Stock Market Investing Principle 4
How does the stock market work?
Before you get your start in the stock market, you must attempt to gain a broad understanding of how it works.
Does the stock market work? A valid questions, but we need to learn what we are acutally buying when we purchase stocks.
Educate yourself about where your money is being spent.
You are in fact trading your dollars for something that could go up or down
in value. Try to gain a full understanding of what type of investment
you are making and how it will pan out over the years. In fact the
stock market has returned an average 12% over the
last 60 years!* What other type of investment can say that.
There is no secret special way the market
works. To some it may seem mystifying, but it is a simple buyer and
seller type auction. A seller has a stock that they are willing to
sell for a price. A buyer can "bid" on what they want to
pay based on several different criteria. If the two prices match up, a
transaction is made. The stock price should
be based on how well the company is performing, but other factors can take
control ie, bad publicity, unfavorable company actions, and/or large
lawsuits that pose a negative image of the company.

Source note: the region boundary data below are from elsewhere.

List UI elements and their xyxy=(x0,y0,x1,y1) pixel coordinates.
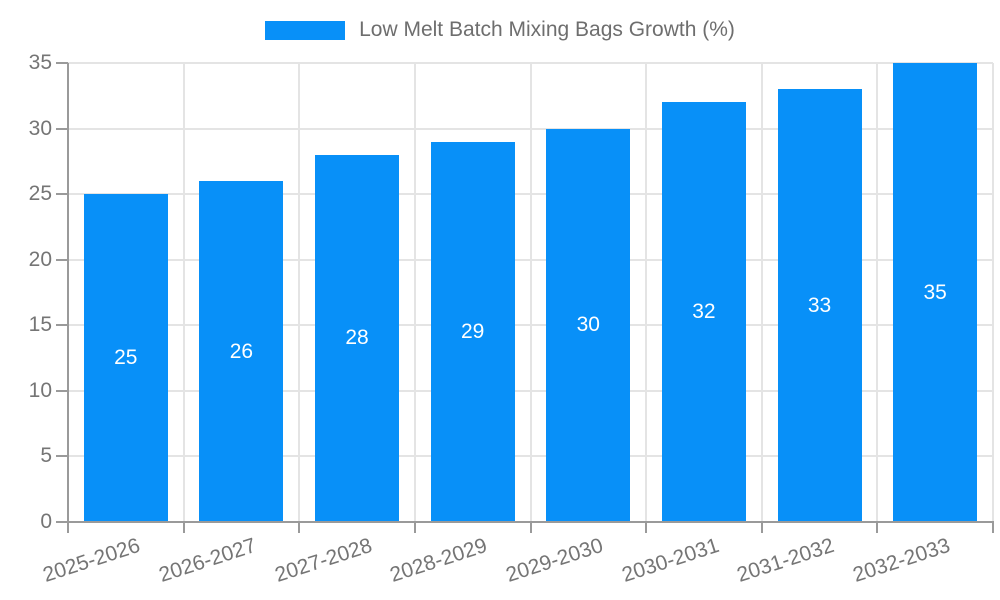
gridline-v xyxy=(182,63,185,522)
y-tick xyxy=(56,193,68,196)
y-tick xyxy=(56,258,68,261)
bar-value-label: 26 xyxy=(229,339,254,363)
gridline-v xyxy=(298,63,301,522)
gridline-v xyxy=(992,63,994,522)
legend-label: Low Melt Batch Mixing Bags Growth (%) xyxy=(359,18,735,41)
bar-2029-2030 xyxy=(546,128,631,522)
x-tick xyxy=(992,522,994,533)
y-tick-label: 30 xyxy=(28,116,52,140)
bar-value-label: 28 xyxy=(345,326,369,350)
bar-2030-2031 xyxy=(661,102,746,522)
bar-value-label: 29 xyxy=(461,319,485,343)
y-tick xyxy=(56,521,68,523)
bar-value-label: 32 xyxy=(692,300,716,324)
y-tick-label: 0 xyxy=(40,510,52,533)
bar-value-label: 35 xyxy=(923,280,947,304)
gridline-v xyxy=(413,63,416,522)
x-tick-label: 2031-2032 xyxy=(734,533,837,587)
x-tick-label: 2029-2030 xyxy=(503,533,606,587)
y-tick xyxy=(56,455,68,458)
x-tick xyxy=(298,522,301,533)
y-tick-label: 20 xyxy=(28,247,52,271)
bar-2027-2028 xyxy=(315,154,400,522)
gridline-v xyxy=(529,63,532,522)
x-tick-label: 2026-2027 xyxy=(156,533,259,587)
x-tick xyxy=(645,522,648,533)
x-tick xyxy=(182,522,185,533)
x-tick xyxy=(413,522,416,533)
x-tick-label: 2030-2031 xyxy=(618,533,722,587)
x-tick-label: 2028-2029 xyxy=(387,533,491,587)
x-tick xyxy=(876,522,879,533)
y-tick xyxy=(56,389,68,392)
x-tick-label: 2027-2028 xyxy=(271,533,375,587)
bar-value-label: 30 xyxy=(576,313,600,337)
y-tick-label: 15 xyxy=(28,313,52,337)
y-tick-label: 5 xyxy=(40,444,52,468)
bar-2026-2027 xyxy=(199,181,284,522)
bar-2028-2029 xyxy=(430,141,515,522)
bar-value-label: 33 xyxy=(807,293,832,317)
y-tick-label: 10 xyxy=(28,378,52,402)
bar-2032-2033 xyxy=(893,63,978,522)
legend[interactable]: Low Melt Batch Mixing Bags Growth (%) xyxy=(0,18,1000,42)
bar-2031-2032 xyxy=(777,89,862,522)
y-tick-label: 25 xyxy=(28,182,52,206)
x-tick-label: 2032-2033 xyxy=(849,533,953,587)
x-tick xyxy=(760,522,763,533)
y-tick xyxy=(56,127,68,130)
y-axis-line xyxy=(67,63,69,522)
y-tick-label: 35 xyxy=(28,51,52,74)
bar-value-label: 25 xyxy=(114,346,138,370)
x-tick-label: 2025-2026 xyxy=(40,533,144,587)
y-tick xyxy=(56,62,68,64)
gridline-v xyxy=(876,63,879,522)
x-axis-line xyxy=(67,521,994,523)
legend-swatch xyxy=(265,20,346,40)
gridline-v xyxy=(645,63,648,522)
y-tick xyxy=(56,324,68,327)
x-tick xyxy=(67,522,69,533)
bar-2025-2026 xyxy=(83,194,168,522)
x-tick xyxy=(529,522,532,533)
gridline-v xyxy=(760,63,763,522)
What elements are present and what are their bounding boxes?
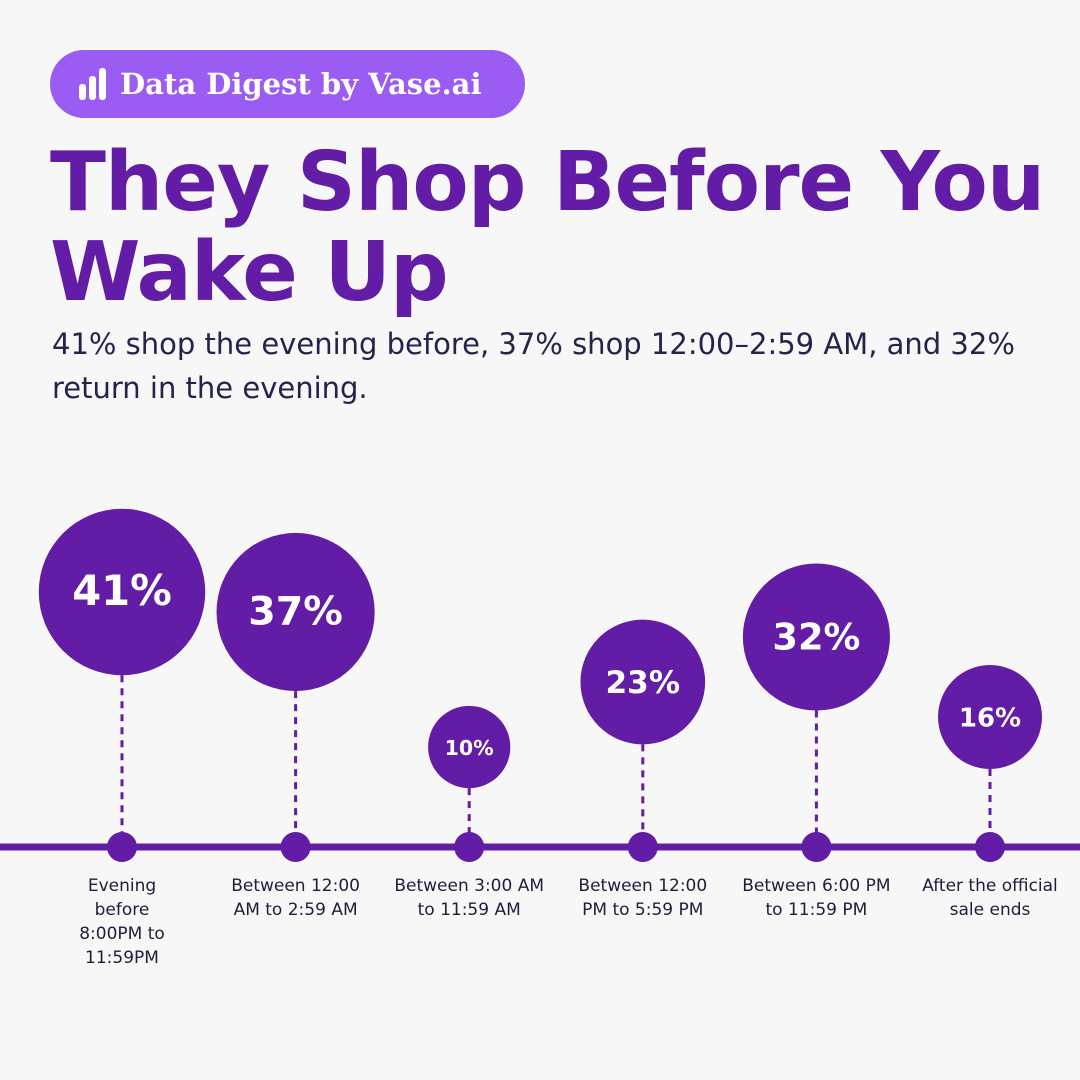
timeline-dot (627, 832, 658, 862)
value-label: 16% (959, 704, 1021, 734)
chart-title: They Shop Before You Wake Up (50, 135, 1045, 320)
brand-pill: Data Digest by Vase.ai (50, 50, 525, 118)
timeline-dot (280, 832, 311, 862)
category-label: Between 12:00 PM to 5:59 PM (578, 876, 708, 920)
bubble (742, 563, 890, 711)
timeline-dot (107, 832, 137, 862)
timeline-dot (801, 832, 832, 862)
category-label: After the official sale ends (922, 876, 1058, 920)
category-label: Evening before 8:00PM to 11:59PM (79, 876, 165, 968)
value-label: 32% (772, 616, 860, 659)
brand: Data Digest by Vase.ai (120, 67, 482, 101)
timeline-dot (975, 832, 1005, 862)
chart-subtitle: 41% shop the evening before, 37% shop 12… (52, 327, 1015, 405)
category-label: Between 6:00 PM to 11:59 PM (742, 876, 891, 920)
value-label: 23% (606, 665, 681, 701)
bubble (38, 508, 206, 676)
category-label: Between 3:00 AM to 11:59 AM (394, 876, 545, 920)
bubble (216, 532, 375, 692)
bubble (428, 705, 511, 789)
bubble (580, 619, 706, 745)
value-label: 41% (72, 566, 172, 615)
timeline-dot (454, 832, 485, 862)
bar-icon (79, 68, 106, 100)
bubble (938, 665, 1042, 769)
value-label: 37% (248, 589, 343, 635)
category-label: Between 12:00 AM to 2:59 AM (231, 876, 360, 920)
value-label: 10% (445, 736, 494, 760)
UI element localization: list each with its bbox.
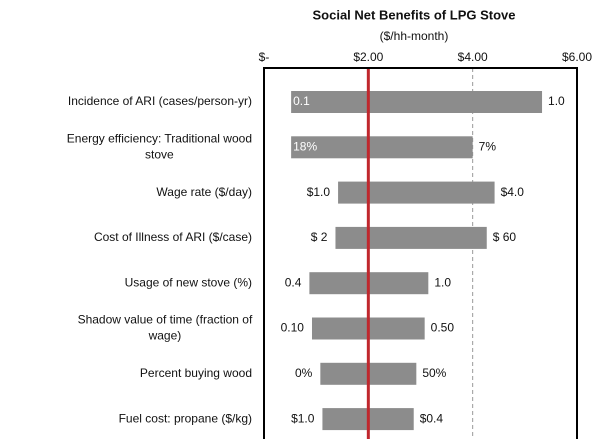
category-label: Percent buying wood (140, 366, 252, 380)
high-label: 50% (422, 366, 446, 380)
low-label: $1.0 (291, 411, 315, 425)
low-label: $ 2 (311, 230, 328, 244)
bar (291, 91, 543, 113)
bar (335, 226, 487, 249)
category-label: wage) (148, 329, 182, 343)
high-label: 1.0 (548, 94, 565, 108)
low-label: 0% (295, 366, 313, 380)
category-label: stove (145, 147, 174, 161)
bar (291, 136, 473, 159)
category-label: Fuel cost: propane ($/kg) (119, 411, 252, 425)
category-label: Wage rate ($/day) (156, 185, 252, 199)
high-label: 0.50 (431, 321, 455, 335)
low-label: 18% (293, 139, 317, 153)
high-label: $ 60 (493, 230, 517, 244)
category-label: Incidence of ARI (cases/person-yr) (68, 94, 252, 108)
x-tick-label: $- (259, 50, 270, 64)
high-label: 7% (479, 139, 497, 153)
low-label: 0.4 (285, 275, 302, 289)
category-label: Usage of new stove (%) (125, 275, 252, 289)
category-label: Cost of Illness of ARI ($/case) (94, 230, 252, 244)
low-label: 0.1 (293, 94, 310, 108)
high-label: 1.0 (434, 275, 451, 289)
x-tick-label: $6.00 (562, 50, 592, 64)
low-label: 0.10 (281, 321, 305, 335)
category-label: Shadow value of time (fraction of (78, 313, 253, 327)
x-tick-label: $4.00 (458, 50, 488, 64)
plot-frame (263, 67, 578, 439)
high-label: $0.4 (420, 411, 444, 425)
category-label: Energy efficiency: Traditional wood (67, 131, 252, 145)
high-label: $4.0 (501, 185, 525, 199)
low-label: $1.0 (307, 185, 331, 199)
chart-subtitle: ($/hh-month) (380, 29, 449, 43)
x-tick-label: $2.00 (353, 50, 383, 64)
chart-title: Social Net Benefits of LPG Stove (313, 7, 516, 22)
bar (338, 181, 495, 204)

Sometimes, one of the hardest thing to do
when investing in the stock market is to do
nothing at all. If you are always buying and selling on whims vice
your solid market analysis, then you are likely to fall victim to market
timing and that in the long run can mean lower returns with your portfolio.
The preferred method is to conduct a thorough market analysis and seek long
term investments with profitable companies with we will talk about in the
next principle.
*performance is not a guarantee of future results.